You look at the calendar and realise that several deadlines are fast approaching. It’s the end of the term, and you don’t want to botch your grades with late or no submissions. With no time left to complete your remaining papers, you begin toying with the idea of getting an assignment helper to solve your dilemma.
Believe it or not, this predicament happens in universities more often than you think. Academic life is demanding, requiring a large reserve of self-motivation and organisational skills if you want to stay on top of things. When the going gets rough, it’s natural to seek help and relieve your burden onto someone else.
Enter the assignment helper, who not only offers promises of delivering your papers on time, but scoring an A+ along the way. It’s a booming business these days, and you can outsource the gruelling hours of research and writing in just about every subject imaginable. It’s quick and easy, and many services confidently claim plagiarism-free results to ensure reliability.
Does hiring an assignment helper count as cheating?
At some point in our life as a student, we all know that secretly looking at answers stashed in hidden places during non-open book examinations constitutes outright cheating. Beyond the confines of the exam hall, the lines of academic integrity can be easily blurred when a student’s work is graded subjectively.
The debate over what constitutes cheating isn’t new in academia, and the discourse has gone more heated as online learning becomes commonplace. Deliberately falsifying information, misrepresenting data, obscuring facts by omission, and plagiarised work are all clear-cut examples of dishonesty that can result in suspension or expulsion from universities.
In principle, engaging in a third-party service incognito and claiming the result as your original work would fall under the banner of plagiarism. There’s an official term for it: “contract cheating”. While seemingly harmless if undetected, it undermines honesty and authenticity, which are core tenets of the learning process. Taking credit for someone else’s handiwork, even if there’s mutual agreement on both sides, is technically no different than presenting your classmate’s research as your own.
These services tend to be cheap and have a high turnaround rate, and some companies even offer model essays up for purchase. A survey of Australian university students found that as many as six percent out of 14,000 students surveyed admitted to “outsourcing behaviours”, while 15% of them had bought, sold, or traded notes.
“Academic misconduct can be a learning and cultural issue,” writes Peter Hurley, Policy Fellow at Mitchell Institute at Victoria University. Many students, particularly when they are new to higher education, are simply not aware [of] what constitutes academic misconduct.”
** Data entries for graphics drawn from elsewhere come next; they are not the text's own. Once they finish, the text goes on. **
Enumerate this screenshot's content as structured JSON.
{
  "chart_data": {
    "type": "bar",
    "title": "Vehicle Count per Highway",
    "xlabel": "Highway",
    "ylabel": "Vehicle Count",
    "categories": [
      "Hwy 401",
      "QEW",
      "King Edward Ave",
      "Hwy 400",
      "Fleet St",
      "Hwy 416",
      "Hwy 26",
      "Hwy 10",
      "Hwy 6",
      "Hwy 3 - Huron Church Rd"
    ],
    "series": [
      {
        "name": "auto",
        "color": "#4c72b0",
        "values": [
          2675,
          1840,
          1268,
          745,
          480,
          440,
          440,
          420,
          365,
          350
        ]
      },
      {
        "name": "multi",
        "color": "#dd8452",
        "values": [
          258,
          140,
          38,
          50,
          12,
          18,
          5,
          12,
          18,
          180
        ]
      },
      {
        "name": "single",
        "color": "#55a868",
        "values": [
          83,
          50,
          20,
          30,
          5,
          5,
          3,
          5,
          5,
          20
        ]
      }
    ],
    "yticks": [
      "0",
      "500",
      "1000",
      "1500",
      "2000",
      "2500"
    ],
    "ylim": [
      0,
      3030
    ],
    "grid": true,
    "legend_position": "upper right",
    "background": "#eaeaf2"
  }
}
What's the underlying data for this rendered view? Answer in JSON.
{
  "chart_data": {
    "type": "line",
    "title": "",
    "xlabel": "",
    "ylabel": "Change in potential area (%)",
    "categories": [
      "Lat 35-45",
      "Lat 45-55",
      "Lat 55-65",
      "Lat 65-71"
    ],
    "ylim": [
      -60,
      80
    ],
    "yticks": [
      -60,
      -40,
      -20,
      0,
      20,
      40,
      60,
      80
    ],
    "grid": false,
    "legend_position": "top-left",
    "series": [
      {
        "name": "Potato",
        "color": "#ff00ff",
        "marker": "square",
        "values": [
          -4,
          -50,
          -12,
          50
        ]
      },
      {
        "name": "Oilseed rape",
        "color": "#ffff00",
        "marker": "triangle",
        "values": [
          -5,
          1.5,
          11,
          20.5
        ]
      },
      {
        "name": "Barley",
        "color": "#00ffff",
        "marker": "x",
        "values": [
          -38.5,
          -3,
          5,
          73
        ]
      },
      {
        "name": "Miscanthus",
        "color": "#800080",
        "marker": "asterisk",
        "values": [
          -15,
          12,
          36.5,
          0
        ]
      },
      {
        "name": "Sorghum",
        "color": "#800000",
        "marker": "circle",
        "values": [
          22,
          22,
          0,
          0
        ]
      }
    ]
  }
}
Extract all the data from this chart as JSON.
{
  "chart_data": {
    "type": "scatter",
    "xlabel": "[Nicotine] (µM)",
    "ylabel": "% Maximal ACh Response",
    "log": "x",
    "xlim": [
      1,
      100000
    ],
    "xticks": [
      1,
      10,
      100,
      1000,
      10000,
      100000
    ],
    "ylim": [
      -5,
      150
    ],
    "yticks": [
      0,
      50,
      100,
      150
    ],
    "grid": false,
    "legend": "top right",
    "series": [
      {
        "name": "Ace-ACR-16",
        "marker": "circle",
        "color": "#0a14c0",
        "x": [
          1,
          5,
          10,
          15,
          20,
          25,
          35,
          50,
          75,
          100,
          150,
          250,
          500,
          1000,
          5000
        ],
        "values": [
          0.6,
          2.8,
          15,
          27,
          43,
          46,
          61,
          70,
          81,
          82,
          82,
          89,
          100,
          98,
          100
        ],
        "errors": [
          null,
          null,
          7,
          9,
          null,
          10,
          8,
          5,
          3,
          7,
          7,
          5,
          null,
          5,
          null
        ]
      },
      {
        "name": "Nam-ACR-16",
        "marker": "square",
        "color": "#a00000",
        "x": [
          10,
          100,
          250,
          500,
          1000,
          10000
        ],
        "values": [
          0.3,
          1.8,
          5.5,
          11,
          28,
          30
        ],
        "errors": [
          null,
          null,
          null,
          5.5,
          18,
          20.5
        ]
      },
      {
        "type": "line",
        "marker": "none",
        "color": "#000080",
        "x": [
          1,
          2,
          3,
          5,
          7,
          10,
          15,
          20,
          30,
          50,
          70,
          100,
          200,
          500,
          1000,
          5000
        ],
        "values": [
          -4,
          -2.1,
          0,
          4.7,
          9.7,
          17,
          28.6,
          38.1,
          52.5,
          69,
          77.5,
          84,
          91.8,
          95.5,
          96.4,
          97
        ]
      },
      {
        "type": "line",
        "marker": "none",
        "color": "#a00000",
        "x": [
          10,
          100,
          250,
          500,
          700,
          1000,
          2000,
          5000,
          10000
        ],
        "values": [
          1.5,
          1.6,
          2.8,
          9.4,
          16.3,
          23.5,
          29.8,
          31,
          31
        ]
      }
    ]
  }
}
Alternatives to assignment helpers
Aside from familiarising yourself with university policies on cheating, doing your part as a student means cultivating honesty even when the easy way out is available. Instead of resorting to essay mills, consider these options:
Talk to your professors — Explain your situation as best as you can, and ask for an extension. Professors were once students too, and more often than not, they have your best interests at hand. Set a fair and realistic date to hand in your work. If you feel stuck about your tasks, don’t be afraid to ask for clarification on how to proceed.
Consult a writing advisor — Tap into the free services of your university’s writing centre. Resident writing coaches help you to break down the writing process and can offer you useful pointers on how to improve a draft. They can also work with you to navigate anxiety and negative feelings around writing, and devise practical steps for you to overcome them.
Consult your peers — Who better to help you out than a classmate who’s done well, especially those who excel under pressure at the last-minute? Ask how they approach, research, and execute a particular assignment. Sometimes your fear of failure overrides your own capability of producing a miracle from a last-ditch effort. You just need to learn how to do them effectively, which is better than handing in plagiarised work.